Back when the Reading Terminal was still an actual train station and not a Convention Center meeting hall, there was a constant stream of trains rumbling through the West Poplar and Callowhill neighborhoods on an elevated viaduct. That viaduct, of course, is currently in the midst of a transformation into the Rail Park, a new public space whose first section opened to the public just this past summer. The last station before the final terminal was located at 9th & Spring Garden, and you can still see its blighted remains today. Right next to the Spring Garden station, at 915 Spring Garden St., the Reading Railroad built a five-story building, which it used as office space for many years. In case you weren’t sure who was using the building back in the early 1900s, they even were kind enough to carve the name of the company into the facade, above the front door.
Over the course of the 20th century, the building was used for many purposes, including as a textile factory, as a printer, for storage, and as artist studios. It’s currently under construction though, and soon enough, all of its past uses will be making of comeback of sorts.
Over the last several years, a company called Arts and Crafts Holdings has purchased numerous buildings in this general part of town, spending a couple hundred million dollars in the process. It’s no shock then, that this group is behind the renovation efforts at 915 Spring Garden, and that they’re taking a page out of their own playbook, from 990 Spring Garden across the street. Like 990, 915 will have a brew pub on its first floor. Instead of Roy Pitz, look for Triple Bottom Brewing Company on the first floor. Triple Bottom is a great company not just because they brew beer (a noble pursuit), but because their mission includes a commitment to employing people with criminal backgrounds that need a second chance, and a strong eye toward environmentalism. The next two floors will include 40 artist studios, and the upper floors will have office space that will be sliced and diced as tenants require. It’s a very unique situation, that this building that was used as offices, for industrial purposes, and as artist space will soon include all those uses at the same time.

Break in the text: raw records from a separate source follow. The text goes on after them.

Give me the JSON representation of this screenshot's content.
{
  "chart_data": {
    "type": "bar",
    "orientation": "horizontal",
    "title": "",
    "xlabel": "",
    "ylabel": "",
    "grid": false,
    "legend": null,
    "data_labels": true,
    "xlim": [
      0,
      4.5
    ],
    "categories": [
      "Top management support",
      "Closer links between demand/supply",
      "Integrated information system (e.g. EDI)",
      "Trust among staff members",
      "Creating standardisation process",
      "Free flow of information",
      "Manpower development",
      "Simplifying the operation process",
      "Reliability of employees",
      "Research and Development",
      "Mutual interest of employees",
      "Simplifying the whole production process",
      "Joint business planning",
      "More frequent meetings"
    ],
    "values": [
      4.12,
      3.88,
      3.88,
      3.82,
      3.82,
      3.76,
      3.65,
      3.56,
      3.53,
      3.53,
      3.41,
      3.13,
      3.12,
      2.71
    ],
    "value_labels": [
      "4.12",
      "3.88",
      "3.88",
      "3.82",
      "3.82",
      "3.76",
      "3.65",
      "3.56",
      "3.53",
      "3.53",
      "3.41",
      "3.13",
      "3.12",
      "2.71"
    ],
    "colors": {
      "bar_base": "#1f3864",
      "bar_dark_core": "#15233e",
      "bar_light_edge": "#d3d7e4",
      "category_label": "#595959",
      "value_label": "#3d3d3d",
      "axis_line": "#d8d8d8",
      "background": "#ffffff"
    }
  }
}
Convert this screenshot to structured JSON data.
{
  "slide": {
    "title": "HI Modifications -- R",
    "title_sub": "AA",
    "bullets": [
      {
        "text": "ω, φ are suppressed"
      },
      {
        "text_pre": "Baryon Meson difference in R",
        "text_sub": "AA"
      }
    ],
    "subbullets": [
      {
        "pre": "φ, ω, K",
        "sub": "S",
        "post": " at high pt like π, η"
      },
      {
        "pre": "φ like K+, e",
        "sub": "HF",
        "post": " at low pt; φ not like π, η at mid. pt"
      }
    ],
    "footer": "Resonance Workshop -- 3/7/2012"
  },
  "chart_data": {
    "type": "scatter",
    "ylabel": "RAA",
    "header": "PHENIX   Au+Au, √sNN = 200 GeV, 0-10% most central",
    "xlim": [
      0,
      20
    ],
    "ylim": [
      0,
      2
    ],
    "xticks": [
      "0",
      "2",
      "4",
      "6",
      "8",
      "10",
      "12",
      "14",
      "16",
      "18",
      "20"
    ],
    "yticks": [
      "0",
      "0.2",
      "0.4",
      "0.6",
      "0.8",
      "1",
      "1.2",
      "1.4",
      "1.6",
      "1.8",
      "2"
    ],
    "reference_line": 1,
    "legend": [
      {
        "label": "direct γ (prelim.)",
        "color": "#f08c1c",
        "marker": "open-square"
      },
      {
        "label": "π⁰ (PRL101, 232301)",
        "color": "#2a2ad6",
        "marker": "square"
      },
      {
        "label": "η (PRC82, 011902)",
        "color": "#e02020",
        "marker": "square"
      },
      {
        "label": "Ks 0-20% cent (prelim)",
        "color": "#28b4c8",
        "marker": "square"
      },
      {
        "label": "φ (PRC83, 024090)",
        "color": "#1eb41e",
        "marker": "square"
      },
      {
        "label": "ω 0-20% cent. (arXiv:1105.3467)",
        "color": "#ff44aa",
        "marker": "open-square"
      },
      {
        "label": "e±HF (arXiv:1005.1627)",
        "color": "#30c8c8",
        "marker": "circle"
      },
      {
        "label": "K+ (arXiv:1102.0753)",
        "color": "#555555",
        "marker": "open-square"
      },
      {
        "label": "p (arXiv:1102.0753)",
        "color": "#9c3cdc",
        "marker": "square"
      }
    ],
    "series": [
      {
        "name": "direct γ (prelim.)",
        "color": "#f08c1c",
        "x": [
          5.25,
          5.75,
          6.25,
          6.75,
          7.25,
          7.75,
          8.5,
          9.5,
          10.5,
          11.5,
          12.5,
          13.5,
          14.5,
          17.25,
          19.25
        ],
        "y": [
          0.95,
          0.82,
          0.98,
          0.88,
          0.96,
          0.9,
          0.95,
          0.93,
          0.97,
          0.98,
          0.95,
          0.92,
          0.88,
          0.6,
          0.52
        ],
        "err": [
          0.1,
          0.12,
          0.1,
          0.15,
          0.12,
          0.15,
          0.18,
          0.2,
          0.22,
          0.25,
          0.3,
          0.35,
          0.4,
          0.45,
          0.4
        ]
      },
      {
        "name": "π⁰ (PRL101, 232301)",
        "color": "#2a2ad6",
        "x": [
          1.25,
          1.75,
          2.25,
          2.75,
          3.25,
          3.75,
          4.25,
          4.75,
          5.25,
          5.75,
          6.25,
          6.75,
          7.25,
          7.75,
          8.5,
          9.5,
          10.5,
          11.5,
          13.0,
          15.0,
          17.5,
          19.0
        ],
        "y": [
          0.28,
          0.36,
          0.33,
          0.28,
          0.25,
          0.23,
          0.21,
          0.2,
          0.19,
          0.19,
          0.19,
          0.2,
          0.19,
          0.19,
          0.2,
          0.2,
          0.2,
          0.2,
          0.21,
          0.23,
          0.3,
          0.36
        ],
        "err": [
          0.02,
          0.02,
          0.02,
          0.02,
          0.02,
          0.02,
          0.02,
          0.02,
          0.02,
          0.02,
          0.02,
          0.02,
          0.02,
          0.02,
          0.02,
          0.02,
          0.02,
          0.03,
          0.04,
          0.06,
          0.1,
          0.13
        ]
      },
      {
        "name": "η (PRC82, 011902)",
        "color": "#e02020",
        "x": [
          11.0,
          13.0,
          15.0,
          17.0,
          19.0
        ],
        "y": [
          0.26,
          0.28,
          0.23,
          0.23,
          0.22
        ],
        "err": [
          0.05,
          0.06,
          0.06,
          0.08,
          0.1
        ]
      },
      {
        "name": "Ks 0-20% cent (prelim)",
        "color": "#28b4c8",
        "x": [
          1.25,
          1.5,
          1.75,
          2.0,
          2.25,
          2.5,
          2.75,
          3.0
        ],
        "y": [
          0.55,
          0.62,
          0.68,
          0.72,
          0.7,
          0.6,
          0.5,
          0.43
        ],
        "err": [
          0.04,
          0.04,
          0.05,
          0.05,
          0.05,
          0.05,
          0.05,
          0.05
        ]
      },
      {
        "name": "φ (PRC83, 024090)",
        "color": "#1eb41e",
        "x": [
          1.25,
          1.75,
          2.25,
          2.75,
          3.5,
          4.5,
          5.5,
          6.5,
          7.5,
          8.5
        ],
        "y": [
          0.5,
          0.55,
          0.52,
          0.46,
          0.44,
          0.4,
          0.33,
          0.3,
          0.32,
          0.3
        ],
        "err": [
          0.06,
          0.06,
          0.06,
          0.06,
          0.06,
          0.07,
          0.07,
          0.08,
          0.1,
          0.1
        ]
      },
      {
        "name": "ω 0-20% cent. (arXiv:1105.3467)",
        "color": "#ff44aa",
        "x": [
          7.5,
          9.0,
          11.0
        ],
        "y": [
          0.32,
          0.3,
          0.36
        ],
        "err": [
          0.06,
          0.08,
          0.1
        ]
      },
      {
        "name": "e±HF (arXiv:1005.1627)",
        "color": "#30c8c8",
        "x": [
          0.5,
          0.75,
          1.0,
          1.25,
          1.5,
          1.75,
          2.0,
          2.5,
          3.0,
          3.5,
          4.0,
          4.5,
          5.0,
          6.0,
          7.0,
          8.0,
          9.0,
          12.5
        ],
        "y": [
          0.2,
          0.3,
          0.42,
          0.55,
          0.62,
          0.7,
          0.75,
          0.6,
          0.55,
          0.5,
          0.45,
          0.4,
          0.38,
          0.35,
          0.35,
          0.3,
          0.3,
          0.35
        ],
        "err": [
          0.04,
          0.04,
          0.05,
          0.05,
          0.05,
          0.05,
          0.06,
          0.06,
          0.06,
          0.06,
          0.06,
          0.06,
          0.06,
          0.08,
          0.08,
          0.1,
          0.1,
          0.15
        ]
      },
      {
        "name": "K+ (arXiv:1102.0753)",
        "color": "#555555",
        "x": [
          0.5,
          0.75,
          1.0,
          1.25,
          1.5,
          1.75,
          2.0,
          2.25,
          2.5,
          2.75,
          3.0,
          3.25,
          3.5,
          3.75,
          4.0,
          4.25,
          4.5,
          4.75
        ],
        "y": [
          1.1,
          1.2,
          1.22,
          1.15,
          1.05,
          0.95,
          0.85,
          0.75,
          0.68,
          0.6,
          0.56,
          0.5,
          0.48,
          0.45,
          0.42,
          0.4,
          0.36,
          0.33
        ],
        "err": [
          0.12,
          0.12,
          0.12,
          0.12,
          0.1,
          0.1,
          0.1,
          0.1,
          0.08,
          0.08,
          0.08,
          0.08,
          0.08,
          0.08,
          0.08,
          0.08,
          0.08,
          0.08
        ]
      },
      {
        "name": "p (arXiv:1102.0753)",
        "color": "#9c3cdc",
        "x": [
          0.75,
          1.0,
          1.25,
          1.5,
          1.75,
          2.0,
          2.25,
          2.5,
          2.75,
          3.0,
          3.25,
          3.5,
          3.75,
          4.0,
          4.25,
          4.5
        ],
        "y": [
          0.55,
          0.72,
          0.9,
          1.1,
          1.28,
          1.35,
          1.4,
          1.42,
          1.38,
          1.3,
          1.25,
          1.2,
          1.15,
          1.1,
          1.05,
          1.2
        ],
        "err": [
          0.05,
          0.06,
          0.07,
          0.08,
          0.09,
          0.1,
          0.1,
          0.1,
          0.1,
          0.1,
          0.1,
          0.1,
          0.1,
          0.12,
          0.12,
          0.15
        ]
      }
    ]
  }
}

This project comes about at a transitional time for this area. We’ve tracked the slow progress on the Spring Garden commercial corridor over the last several years, and frankly expected more growth since the opening of Union Transfer on the 1000 block. Perhaps another brew pub will help move things forward. To the north, we’ve seen tremendous residential growth, with the Spring Arts Point project finally approaching the finish line, adding dozens of units to the neighborhood in the decade since it got started. And as we mentioned, the Rail Park is also an agent of change to the south, attracting new residents and businesses while bringing people to an area that nobody really visited, previously. Of course, with Arts and Crafts Holdings now one of the largest single landowners in this area, it will be incumbent upon them to work with folks that have been here for a long time to collaborate on the future of this part of town. No matter how the rest of the neighborhood might evolve in the years to come, 915 Spring Garden should make a fine addition.